Adding files when working in RStudio locally is a bit different. Please reference this lesson for instructions to do this.

The dataset

In this example dataset, we have collected whole brain samples from 12 mice and want to evaluate expression differences between them. The expression data represents normalized count data obtained from RNA-sequencing of the 12 brain samples. This data is stored in a comma separated values (CSV) file as a 2-dimensional matrix, with each row corresponding to a gene and each column corresponding to a sample.

The metadata

We have another file in which we identify information about the data or metadata. Our metadata is also stored in a CSV file. In this file, each row corresponds to a sample and each column contains some information about each sample.

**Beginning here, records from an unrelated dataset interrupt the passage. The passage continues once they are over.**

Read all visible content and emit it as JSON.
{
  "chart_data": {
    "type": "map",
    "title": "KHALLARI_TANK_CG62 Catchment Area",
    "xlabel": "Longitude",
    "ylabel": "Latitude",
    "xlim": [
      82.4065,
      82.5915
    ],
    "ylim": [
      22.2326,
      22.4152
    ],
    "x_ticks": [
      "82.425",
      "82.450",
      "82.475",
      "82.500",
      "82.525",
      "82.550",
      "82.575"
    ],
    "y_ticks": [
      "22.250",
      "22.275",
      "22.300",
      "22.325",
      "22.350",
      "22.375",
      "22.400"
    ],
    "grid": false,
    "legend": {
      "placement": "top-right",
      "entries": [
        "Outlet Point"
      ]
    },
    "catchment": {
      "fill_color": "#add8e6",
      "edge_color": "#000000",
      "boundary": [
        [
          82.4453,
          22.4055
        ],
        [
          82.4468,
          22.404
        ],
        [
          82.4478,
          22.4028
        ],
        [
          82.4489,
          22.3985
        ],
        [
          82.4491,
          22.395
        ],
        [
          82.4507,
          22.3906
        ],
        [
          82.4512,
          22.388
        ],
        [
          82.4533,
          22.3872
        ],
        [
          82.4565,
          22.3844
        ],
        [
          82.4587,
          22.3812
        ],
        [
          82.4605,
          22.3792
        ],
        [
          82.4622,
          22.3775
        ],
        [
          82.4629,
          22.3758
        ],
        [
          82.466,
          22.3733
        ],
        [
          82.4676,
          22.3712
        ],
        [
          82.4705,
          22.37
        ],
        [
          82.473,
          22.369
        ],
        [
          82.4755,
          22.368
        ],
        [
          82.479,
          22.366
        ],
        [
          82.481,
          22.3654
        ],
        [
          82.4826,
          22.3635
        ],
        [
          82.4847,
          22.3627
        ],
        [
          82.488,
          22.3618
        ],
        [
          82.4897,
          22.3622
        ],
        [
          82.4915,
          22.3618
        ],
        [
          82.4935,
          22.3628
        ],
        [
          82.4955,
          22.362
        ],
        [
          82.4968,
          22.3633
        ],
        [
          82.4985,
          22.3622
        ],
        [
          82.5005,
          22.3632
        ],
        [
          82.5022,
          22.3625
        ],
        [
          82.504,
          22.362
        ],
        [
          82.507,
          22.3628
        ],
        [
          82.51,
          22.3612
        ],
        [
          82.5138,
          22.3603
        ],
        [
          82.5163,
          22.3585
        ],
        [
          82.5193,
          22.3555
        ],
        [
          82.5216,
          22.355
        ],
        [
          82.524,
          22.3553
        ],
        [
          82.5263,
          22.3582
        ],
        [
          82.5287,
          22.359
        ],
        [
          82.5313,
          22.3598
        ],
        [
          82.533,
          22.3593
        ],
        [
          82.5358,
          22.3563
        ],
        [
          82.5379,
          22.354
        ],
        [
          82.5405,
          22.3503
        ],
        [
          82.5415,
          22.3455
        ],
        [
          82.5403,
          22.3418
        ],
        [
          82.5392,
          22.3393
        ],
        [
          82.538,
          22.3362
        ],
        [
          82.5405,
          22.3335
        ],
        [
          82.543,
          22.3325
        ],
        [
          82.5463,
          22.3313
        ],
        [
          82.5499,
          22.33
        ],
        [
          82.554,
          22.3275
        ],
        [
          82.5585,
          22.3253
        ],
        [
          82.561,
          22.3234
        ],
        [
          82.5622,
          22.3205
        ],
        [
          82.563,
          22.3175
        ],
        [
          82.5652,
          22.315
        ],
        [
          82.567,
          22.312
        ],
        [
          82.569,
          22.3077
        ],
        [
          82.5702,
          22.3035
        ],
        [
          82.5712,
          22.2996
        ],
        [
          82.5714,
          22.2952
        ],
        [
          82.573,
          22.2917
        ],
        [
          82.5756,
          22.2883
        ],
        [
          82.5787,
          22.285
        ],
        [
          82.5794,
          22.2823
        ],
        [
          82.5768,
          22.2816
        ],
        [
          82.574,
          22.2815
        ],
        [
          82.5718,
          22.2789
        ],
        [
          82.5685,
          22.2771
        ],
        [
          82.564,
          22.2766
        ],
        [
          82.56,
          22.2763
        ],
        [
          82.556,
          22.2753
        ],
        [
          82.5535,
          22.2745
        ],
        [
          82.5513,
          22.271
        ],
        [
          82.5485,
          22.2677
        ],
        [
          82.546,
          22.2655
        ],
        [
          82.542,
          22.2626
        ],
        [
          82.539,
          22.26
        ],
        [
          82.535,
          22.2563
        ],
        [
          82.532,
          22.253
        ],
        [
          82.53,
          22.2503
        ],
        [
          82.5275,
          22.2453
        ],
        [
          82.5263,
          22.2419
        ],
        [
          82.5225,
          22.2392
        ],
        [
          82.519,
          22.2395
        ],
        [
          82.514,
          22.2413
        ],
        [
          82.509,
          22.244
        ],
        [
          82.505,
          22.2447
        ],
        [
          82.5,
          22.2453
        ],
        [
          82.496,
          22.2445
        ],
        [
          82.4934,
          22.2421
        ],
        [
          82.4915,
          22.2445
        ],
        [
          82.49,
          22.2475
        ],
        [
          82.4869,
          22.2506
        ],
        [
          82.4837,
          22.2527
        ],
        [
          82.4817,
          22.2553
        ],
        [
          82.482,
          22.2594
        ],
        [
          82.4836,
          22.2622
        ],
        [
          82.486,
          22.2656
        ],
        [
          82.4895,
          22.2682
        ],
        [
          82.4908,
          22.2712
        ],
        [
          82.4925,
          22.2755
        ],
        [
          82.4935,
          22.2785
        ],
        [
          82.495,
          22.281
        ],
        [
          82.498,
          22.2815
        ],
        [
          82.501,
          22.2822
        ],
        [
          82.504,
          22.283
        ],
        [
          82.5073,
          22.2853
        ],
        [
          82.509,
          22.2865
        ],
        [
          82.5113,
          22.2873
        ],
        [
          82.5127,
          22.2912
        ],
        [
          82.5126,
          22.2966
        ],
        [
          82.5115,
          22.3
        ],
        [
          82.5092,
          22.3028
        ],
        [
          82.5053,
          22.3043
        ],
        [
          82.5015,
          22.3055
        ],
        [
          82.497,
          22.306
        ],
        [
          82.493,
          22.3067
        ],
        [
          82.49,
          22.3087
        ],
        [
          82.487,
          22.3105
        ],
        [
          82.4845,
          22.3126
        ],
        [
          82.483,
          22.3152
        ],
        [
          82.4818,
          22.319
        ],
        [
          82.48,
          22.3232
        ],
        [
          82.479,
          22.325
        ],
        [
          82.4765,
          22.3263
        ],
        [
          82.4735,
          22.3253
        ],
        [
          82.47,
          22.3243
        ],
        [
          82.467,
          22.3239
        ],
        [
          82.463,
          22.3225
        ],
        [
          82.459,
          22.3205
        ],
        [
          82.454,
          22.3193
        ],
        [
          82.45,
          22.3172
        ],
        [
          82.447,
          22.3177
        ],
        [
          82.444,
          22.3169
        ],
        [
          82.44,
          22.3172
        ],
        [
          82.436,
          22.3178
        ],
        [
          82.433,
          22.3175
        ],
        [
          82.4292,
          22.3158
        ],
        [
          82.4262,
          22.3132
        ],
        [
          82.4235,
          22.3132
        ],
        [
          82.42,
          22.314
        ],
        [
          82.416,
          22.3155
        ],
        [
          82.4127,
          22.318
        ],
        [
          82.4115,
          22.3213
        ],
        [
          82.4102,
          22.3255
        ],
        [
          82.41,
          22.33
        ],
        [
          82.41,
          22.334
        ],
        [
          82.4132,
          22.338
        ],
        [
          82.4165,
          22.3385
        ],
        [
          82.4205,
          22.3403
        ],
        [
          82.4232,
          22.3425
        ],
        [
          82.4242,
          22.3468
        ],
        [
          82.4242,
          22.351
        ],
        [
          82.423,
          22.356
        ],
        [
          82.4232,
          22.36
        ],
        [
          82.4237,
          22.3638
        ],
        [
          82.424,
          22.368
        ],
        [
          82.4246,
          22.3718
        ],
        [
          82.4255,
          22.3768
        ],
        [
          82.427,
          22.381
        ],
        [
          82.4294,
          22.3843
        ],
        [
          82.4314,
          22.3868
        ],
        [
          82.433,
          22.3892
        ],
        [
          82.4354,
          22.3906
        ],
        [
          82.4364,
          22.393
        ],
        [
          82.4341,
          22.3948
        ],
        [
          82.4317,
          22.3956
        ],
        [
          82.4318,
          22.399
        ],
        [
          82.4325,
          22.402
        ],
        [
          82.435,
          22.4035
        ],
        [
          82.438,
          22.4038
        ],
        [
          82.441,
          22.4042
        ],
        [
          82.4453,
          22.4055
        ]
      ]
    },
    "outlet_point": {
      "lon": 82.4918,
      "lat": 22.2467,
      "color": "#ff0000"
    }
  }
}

The first column contains the row names, and note that these are identical to the column names in our expression data file above (albeit, in a slightly different order). The next few columns contain information about our samples that allow us to categorize them. For example, the second column contains genotype information for each sample. Each sample is classified in one of two categories: Wt (wild type) or KO (knockout). What types of categories do you observe in the remaining columns?

R is particularly good at handling this type of categorical data. Rather than simply storing this information as text, the data ican be represented in a specific data structure which allows the user to sort and manipulate the data in a quick and efficient manner. We will discuss this in more detail as we go through the different lessons in R!

The functional analysis results

We will be using the results from a functional analysis to learn about packages/functions from the Tidyverse suite of integrated packages. These packages are designed to work together to make common data science operations, like data wrangling, tidying, reading/writing, parsing and visualizing, more user-friendly.

The animals dataset

We will be using this toy dataset for an activity to practice our Tidyverse skills.